The already through the impact mechanically vorgespreizten filaments go through the electrostatic charging zone exposed to 35 kV negative potential, dissolve at the detachment point from the counter electrode and then hit the opposite installed confuser counter plate. The dynamic pressure in the confuser leads to a lateral derivation of a considerable part of the filaments accompanying blowing air. After all The filaments leave the confuser through the 3 mm wide confuser gap in the form of a downwards opening Solid cone.

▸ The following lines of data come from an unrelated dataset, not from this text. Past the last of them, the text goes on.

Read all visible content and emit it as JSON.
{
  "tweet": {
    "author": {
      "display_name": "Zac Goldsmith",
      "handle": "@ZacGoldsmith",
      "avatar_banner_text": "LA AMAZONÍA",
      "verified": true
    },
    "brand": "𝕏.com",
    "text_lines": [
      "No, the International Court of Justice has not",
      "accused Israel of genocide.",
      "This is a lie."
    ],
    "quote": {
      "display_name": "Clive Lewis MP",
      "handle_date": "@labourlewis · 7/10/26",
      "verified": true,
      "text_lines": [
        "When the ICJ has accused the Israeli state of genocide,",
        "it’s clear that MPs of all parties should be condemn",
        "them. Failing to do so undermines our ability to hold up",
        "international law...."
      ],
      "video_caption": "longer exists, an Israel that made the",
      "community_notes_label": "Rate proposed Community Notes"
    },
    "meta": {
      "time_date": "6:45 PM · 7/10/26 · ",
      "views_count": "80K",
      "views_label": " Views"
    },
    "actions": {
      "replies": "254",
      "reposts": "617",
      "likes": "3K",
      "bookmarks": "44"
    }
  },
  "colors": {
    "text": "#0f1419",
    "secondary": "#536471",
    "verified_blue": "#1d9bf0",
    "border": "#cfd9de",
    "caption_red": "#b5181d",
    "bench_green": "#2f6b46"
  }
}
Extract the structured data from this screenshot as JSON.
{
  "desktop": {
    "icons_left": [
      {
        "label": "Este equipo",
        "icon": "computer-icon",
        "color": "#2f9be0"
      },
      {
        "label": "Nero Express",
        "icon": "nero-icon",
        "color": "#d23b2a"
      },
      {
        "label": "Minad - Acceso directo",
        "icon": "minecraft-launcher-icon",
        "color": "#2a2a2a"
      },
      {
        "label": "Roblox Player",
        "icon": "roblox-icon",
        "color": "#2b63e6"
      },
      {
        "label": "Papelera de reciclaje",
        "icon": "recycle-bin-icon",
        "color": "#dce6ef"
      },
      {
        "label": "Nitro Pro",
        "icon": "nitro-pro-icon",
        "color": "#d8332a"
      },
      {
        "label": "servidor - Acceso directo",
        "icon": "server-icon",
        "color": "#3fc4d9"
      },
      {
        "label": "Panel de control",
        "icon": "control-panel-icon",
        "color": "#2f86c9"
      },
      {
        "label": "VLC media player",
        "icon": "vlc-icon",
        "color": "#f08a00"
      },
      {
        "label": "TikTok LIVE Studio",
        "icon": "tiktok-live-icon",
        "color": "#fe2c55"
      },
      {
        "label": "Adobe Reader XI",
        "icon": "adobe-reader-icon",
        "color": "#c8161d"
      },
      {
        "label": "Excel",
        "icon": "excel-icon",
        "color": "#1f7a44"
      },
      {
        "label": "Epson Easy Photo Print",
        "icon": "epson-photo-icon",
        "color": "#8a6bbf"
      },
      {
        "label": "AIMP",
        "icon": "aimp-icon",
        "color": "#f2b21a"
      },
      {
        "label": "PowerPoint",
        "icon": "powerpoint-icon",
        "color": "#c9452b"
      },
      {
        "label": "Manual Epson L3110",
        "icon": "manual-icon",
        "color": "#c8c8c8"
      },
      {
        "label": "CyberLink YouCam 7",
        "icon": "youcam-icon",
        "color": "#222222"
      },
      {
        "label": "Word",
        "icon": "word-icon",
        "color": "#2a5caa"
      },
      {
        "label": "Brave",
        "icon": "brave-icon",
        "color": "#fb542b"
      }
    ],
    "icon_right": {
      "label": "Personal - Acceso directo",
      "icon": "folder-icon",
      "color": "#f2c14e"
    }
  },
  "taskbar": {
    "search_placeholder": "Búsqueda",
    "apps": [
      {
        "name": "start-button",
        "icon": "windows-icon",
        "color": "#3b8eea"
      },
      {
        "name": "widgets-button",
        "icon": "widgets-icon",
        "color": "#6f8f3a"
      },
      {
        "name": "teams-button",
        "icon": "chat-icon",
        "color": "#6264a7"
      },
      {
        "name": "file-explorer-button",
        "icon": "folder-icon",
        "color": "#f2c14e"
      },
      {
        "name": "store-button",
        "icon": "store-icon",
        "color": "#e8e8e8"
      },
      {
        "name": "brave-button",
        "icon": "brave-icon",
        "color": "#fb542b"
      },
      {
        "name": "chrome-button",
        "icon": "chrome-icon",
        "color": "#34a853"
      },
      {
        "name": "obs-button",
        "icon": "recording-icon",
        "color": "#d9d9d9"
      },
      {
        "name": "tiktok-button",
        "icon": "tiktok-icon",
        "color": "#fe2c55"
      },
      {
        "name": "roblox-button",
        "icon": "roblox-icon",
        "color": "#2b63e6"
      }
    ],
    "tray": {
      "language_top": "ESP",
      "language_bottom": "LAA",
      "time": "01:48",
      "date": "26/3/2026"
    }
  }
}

The spray cone cuts the filing screen belt 600 mm away from the confuser gap in the form of a non-woven ellipse ( 12 ) with the main axes 840 mm × 620 mm. If, instead, a known, straight baffle plate is used, then under the same conditions only a non-woven bumping ellipse with the main axes 430 mm × 410 mm is achieved.

Example 2

The Experimental arrangement was analogous to that of Example 1. The admission the exhaust nozzles however, was made with polyester filaments consisting of spun-form polyethylene terephthalate. The charging electrode was charged with a positive potential of 30 kV. It became similar achieved good results, as in Example 1 with polypropylene.

Claims (8)

Process for the separation and spreading of drawn, continuous thermoplastic filaments in nonwoven fabric production by electrostatic charging, characterized in that the accompanied by a rectified air flow filaments immediately before the electrostatic charge on the top of a wing-shaped baffle, in the filament direction between the blunt end and Vertex impinging at an acute angle. Method according to claim 1, characterized in that the Filaments after electrostatic charging a laterally open Confuser, which has a filament-tapering gap forms go through. Method according to claim 1 or 2, characterized in that the continuous filaments of polyolefins, Polyester or polyamide exist. Device for separation and spreading of stretched continuous thermoplastic filaments in nonwoven production electrostatic charge, characterized in that they are in filament direction - one Impact body, which has the shape of the top of an airfoil and with the blunt Arranged end up, A corona discharge electrode with counter electrode and - one laterally open Confuser, which from a tapered one Gap forming plate and counter plate consists, includes. Device according to claim 4, characterized in that the Top of the wing the shape of a circle segment with a radius in the range of 150 mm to 500 mm and a segment angle α in the range of 20 ° to 40 ° with it one-sided subsequent Tangent has. Device according to claim 5, characterized in that the Tangent at an angle β im Range from 5 ° to 25 ° opposite the Lot is tilted. Device according to claim 5 or 6, characterized in that impact body, counter electrode and optionally Konfusorplatte consist of a unit, with the under extended tangent the Confusorplatte forms. Device according to a the claims 4 to 7, characterized in that the baffle plate and the upper Area of the counter electrode made of electrically conductive material and optionally, the lower portion of the counter electrode and the Konfusorplatte off electrically non-conductive material.